I have been mulling it over since Sunday and I can’t take it anymore—the officiating during the Minnesota Vikings loss to the Pittsburg Steelers was highly suspicious. So suspicious, in fact, that a cynical person would suspect them of taking bribes from the Steelers organization. It’s a good thing I’m such a starry-eyed optimist.
Although it smacks of being a poor loser, and I am, I maintain that the officiating played a pivotal role in the Vikings’ loss to the Steelers. I’m not saying that the Vikings’ own shortcomings didn’t come back to bite them, they definitely did, but for the bulk of the game they were hanging in there with the defending champion Steelers—for three quarters they remained within three to four points of each other. While the Vikings were plagued by messy play that brought on its own share of penalties, there were at least three highly questionable calls. It is too bad that Coach Childress had only two challenge flags and that one of those flags was wasted early in the game.
The first incredibly hinky call I noticed was the ruling on the field that Sidney Rice was not in bounds when he caught a pass for a nice gain. Not in bounds? When they showed the replay you could see a margin of green between Rice’s feet and the sidelines. And he had control of the ball. Fortunately, Childress still had a challenge flag at that point in the game and the ruling on the field was over-turned on challenge.
The next call to make Vikings fans cock their heads and squint with incredulity was on another great play with Sidney Rice. Rice hauled in a sweet ten-yard pass from Brett Favre for a touchdown, but the play was undone by a tripping penalty called on Jeff Dugan. Watching the replay, I couldn’t see evidence of tripping, just a cut, and I wasn’t the only one. Childress was so rankled that he reportedly phoned Mike Pereira, the NFL’s vice president of officiating, on Monday to make his displeasure known.
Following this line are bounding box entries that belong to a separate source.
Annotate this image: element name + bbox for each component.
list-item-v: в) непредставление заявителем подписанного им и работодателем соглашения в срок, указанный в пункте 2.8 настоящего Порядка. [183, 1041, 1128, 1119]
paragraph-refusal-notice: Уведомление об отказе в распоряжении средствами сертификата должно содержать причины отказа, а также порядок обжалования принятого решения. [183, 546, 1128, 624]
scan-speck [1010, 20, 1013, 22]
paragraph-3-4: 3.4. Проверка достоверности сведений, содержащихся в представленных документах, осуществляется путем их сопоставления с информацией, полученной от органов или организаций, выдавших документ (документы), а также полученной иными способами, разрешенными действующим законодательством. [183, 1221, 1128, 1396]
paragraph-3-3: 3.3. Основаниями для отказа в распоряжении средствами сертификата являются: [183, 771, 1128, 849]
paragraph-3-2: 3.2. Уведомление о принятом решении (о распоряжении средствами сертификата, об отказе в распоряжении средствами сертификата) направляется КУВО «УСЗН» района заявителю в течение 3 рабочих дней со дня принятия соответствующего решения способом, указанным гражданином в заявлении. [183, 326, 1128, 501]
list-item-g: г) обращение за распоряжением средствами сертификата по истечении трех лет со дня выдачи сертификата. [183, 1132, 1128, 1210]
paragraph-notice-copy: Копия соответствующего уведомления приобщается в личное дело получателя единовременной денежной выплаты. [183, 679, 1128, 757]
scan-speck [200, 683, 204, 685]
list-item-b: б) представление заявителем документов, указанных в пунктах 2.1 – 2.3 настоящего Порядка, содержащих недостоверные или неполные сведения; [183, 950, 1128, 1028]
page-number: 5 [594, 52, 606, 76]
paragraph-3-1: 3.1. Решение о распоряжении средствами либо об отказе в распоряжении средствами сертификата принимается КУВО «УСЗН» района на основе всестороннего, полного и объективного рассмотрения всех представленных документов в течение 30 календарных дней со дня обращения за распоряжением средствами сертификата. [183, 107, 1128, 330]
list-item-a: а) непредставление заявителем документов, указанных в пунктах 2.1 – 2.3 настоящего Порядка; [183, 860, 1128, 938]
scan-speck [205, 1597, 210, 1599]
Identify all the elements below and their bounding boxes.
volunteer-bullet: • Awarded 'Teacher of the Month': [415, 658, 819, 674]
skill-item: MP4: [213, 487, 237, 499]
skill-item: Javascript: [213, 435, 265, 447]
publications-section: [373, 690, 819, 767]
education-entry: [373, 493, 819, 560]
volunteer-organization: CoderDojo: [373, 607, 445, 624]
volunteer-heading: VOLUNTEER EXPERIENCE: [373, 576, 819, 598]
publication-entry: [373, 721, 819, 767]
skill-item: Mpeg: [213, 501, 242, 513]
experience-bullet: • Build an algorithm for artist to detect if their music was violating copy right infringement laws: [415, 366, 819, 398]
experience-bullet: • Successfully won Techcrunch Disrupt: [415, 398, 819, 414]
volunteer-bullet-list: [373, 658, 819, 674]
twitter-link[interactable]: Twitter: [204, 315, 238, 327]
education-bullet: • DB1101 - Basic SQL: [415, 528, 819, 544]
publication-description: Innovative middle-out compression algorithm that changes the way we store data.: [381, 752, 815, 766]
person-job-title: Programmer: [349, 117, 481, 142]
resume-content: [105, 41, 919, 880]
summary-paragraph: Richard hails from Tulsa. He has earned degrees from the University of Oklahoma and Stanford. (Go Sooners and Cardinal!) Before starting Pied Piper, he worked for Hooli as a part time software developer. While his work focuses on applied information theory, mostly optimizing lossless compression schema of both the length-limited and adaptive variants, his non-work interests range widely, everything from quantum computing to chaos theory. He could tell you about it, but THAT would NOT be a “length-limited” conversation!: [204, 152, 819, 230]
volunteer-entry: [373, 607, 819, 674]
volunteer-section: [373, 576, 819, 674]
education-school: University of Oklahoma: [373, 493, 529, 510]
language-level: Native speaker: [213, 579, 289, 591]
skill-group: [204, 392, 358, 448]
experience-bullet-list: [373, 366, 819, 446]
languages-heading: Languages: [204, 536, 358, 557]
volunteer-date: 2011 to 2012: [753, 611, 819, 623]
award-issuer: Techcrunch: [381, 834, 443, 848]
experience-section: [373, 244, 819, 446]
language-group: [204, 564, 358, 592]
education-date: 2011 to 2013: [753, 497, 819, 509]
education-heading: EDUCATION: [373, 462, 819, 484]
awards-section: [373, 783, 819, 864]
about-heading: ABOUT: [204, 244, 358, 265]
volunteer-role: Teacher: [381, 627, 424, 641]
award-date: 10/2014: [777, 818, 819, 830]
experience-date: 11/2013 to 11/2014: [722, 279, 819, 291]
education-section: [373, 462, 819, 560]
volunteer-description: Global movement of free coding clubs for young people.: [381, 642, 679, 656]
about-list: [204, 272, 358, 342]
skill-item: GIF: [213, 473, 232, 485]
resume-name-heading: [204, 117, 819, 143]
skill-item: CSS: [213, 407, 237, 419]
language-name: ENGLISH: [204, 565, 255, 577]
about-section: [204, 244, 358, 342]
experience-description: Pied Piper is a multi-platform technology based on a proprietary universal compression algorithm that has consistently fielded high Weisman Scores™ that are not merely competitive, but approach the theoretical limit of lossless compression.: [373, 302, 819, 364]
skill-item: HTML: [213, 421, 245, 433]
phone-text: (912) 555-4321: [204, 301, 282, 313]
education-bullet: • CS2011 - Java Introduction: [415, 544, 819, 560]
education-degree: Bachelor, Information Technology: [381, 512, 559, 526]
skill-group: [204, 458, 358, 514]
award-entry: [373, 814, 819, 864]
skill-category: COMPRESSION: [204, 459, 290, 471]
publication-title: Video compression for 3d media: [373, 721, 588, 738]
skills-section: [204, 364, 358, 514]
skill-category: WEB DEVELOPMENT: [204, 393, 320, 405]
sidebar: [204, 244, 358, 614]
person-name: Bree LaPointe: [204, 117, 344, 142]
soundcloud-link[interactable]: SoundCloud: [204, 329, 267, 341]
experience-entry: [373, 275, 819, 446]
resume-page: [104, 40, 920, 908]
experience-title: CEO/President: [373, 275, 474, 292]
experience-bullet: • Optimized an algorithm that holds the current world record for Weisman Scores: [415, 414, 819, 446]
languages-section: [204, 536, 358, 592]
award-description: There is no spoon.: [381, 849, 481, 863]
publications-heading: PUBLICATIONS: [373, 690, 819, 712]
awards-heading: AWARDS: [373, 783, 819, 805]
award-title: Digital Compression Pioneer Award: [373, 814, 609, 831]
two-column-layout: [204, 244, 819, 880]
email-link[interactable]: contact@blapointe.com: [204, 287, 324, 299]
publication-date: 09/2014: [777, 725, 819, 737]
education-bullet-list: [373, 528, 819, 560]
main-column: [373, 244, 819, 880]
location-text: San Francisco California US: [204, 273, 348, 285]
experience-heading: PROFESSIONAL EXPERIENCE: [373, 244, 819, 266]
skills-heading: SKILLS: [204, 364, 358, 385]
Finally, and I found this very educational, there was a call on Cedric Griffin for a defensive delay of game. I didn’t even know it was possible for the defense to delay the game, but, apparently, it is. Like I said, that call was educational. The guys in the booth who were calling the game had to look it up because they weren’t familiar with that call either. My friend Kyle has some experience officiating football games and was probably the sole person in the viewing audience familiar with the existence of a defensive delay of game rule. But, familiar or not, the call very graciously provided Pittsburg with a fresh set of downs so they could take more time off the clock, denying the Vikings time to rally a comeback.
One questionable call isn’t surprising. Things happen fast and the officials might not have a good angle on the action. Two questionable calls look odd, but it happens. However, three questionable calls at pivotal points in the game, one of which took away a touchdown, looks more like services rendered. It also expands the definition of “home field advantage.” And it isn’t as if the refs needed to dig up obscure and suspicious calls to nix the Vikings chances in the game, they were already playing sloppily and had incurred eight penalties that no one batted an eye at.
Would the Vikings have been able to beat the Steelers if it hadn’t been for those calls? I don’t know. But it seems fairly clear that they weren’t going to win if they had to beat the Steelers and the officials. And, this is a small point, but officials imposing themselves on the game the way they did, well, that is just insulting to a great football team like the Pittsburg Steelers.